Narconon Is Start In Fighting Addiction

Narconon Fighting Addiction

Article:

The Arizona Daily Star

Monday, August 1, 1966

FLORENCE - The members of Narconon, all dope addicts, meet once a week at the Arizona State Prison, from 3-5 p.m. on Saturday.

The 20 addicts - ranging in age from 24 to 45 - are a “pilot group” Narconon chairman William C. Benitez says, and are being trained to both kick their own habit and then help other addicts do likewise.

Benitez’s program has already been noticed in other prisons and one of his articles in the prison newspaper was reprinted in the Minnesota Prison Mirror. Members of an AA chapter at the Washington State Prison, at Walla Walla, have expressed interest in the project.

At the moment, Benitez is not entirely satisfied with the program.

He would like more meetings, feeling one a week is not enough, even with self-study by members.

He would also like to have the program sanctioned as an “official” rehabilitation program of the prison, which has not yet been done.
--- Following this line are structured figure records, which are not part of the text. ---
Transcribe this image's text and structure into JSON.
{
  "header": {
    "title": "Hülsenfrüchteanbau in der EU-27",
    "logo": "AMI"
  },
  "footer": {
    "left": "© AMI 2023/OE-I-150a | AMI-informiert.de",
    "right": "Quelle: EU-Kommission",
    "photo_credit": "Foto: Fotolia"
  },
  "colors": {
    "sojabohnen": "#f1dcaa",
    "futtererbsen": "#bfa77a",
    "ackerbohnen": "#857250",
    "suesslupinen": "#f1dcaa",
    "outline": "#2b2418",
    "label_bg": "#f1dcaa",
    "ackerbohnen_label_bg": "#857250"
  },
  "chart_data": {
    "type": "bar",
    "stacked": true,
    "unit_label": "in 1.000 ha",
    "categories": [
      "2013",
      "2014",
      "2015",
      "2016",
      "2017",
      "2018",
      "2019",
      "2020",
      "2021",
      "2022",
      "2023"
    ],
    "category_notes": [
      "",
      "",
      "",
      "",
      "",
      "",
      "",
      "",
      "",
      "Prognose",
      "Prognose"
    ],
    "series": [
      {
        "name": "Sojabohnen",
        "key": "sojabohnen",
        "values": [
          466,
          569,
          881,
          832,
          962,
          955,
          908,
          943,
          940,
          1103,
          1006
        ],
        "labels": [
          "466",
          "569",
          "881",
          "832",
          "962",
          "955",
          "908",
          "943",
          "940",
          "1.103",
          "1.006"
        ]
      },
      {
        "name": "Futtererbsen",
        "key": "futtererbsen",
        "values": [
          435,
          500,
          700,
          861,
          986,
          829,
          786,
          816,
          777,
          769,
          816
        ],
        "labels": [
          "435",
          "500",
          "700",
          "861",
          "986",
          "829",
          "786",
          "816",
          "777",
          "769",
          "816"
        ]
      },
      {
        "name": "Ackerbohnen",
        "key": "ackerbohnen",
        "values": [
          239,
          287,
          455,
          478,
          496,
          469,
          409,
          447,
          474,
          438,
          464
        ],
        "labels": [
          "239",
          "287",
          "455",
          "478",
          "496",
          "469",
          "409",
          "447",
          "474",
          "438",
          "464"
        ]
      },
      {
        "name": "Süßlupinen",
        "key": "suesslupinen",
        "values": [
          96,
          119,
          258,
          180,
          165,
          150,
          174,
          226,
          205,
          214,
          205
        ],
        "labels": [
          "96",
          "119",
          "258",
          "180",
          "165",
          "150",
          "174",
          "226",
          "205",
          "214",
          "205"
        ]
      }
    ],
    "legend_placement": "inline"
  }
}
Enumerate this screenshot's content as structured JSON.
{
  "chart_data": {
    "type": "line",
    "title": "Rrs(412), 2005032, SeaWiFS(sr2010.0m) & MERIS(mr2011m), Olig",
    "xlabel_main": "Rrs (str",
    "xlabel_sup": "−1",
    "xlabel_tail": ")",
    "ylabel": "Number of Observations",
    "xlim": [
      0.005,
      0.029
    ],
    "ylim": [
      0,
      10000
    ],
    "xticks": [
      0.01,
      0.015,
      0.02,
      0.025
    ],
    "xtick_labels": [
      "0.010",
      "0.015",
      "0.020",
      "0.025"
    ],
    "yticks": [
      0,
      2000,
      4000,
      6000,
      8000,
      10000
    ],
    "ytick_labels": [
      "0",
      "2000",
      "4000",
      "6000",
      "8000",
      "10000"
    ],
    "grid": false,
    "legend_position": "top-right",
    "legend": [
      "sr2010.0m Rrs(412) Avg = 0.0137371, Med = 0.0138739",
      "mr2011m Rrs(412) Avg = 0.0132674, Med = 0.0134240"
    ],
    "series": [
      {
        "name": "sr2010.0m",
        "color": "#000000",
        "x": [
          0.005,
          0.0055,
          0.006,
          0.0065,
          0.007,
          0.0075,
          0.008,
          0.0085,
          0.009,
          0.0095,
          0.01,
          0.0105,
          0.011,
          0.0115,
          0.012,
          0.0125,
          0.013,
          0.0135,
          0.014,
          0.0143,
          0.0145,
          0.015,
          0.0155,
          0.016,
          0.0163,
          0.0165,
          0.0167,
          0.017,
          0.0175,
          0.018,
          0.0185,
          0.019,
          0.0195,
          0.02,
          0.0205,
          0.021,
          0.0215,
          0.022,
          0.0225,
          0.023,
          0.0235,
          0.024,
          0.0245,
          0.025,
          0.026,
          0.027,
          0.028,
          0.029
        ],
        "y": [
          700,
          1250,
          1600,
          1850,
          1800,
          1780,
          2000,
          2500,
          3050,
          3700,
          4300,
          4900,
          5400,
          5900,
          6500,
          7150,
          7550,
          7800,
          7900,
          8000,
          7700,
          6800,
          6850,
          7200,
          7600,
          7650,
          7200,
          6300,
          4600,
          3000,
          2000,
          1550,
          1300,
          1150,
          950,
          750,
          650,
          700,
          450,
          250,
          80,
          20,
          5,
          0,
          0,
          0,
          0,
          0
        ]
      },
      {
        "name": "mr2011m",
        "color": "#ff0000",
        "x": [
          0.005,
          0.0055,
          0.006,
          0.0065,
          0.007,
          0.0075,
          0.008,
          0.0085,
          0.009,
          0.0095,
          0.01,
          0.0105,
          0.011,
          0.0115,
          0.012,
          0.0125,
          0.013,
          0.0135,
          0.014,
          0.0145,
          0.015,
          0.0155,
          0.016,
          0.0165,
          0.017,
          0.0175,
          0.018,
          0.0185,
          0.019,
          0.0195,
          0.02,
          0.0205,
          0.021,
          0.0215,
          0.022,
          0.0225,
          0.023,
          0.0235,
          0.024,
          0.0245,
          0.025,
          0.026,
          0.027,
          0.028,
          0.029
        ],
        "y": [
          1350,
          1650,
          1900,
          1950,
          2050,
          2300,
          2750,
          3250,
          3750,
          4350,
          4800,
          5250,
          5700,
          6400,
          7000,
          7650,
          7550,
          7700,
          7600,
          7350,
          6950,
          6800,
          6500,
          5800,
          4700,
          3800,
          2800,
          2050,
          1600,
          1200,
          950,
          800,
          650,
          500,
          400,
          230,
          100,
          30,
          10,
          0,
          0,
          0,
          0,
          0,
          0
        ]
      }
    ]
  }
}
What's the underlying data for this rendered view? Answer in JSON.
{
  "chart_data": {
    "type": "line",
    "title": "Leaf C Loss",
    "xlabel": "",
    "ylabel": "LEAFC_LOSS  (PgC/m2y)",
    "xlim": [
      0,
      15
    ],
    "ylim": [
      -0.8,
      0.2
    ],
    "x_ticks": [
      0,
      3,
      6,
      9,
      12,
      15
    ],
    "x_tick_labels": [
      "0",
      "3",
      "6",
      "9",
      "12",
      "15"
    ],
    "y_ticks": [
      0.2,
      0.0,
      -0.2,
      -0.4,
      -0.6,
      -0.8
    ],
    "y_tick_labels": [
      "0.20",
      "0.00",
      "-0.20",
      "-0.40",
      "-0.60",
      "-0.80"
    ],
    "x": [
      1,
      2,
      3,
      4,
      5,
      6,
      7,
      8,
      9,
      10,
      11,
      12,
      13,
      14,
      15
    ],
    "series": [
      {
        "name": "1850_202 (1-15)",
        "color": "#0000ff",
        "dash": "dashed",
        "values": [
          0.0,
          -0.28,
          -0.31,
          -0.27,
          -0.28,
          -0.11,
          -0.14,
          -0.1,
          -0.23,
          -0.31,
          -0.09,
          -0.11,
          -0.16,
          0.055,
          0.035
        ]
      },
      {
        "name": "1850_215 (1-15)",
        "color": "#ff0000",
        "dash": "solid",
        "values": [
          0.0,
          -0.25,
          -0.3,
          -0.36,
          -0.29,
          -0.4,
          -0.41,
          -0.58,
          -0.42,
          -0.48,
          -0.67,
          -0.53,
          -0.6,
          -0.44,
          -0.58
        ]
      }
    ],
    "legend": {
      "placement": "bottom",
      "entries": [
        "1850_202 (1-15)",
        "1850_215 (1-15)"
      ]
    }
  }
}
Further, he would like to have the group’s sponsor, John L. Russell, a member of the maintenance staff, given some help. In addition to Narconon, he points out, Russell is also the voluntary sponsor of the prison’s AA chapter, which is divided into three groups, and as a result works “about 50” of his “free” hours each week.

Such things, Benitez admits, are in the future and so is the real success of Narconon.

Nevertheless, he says, it is a start.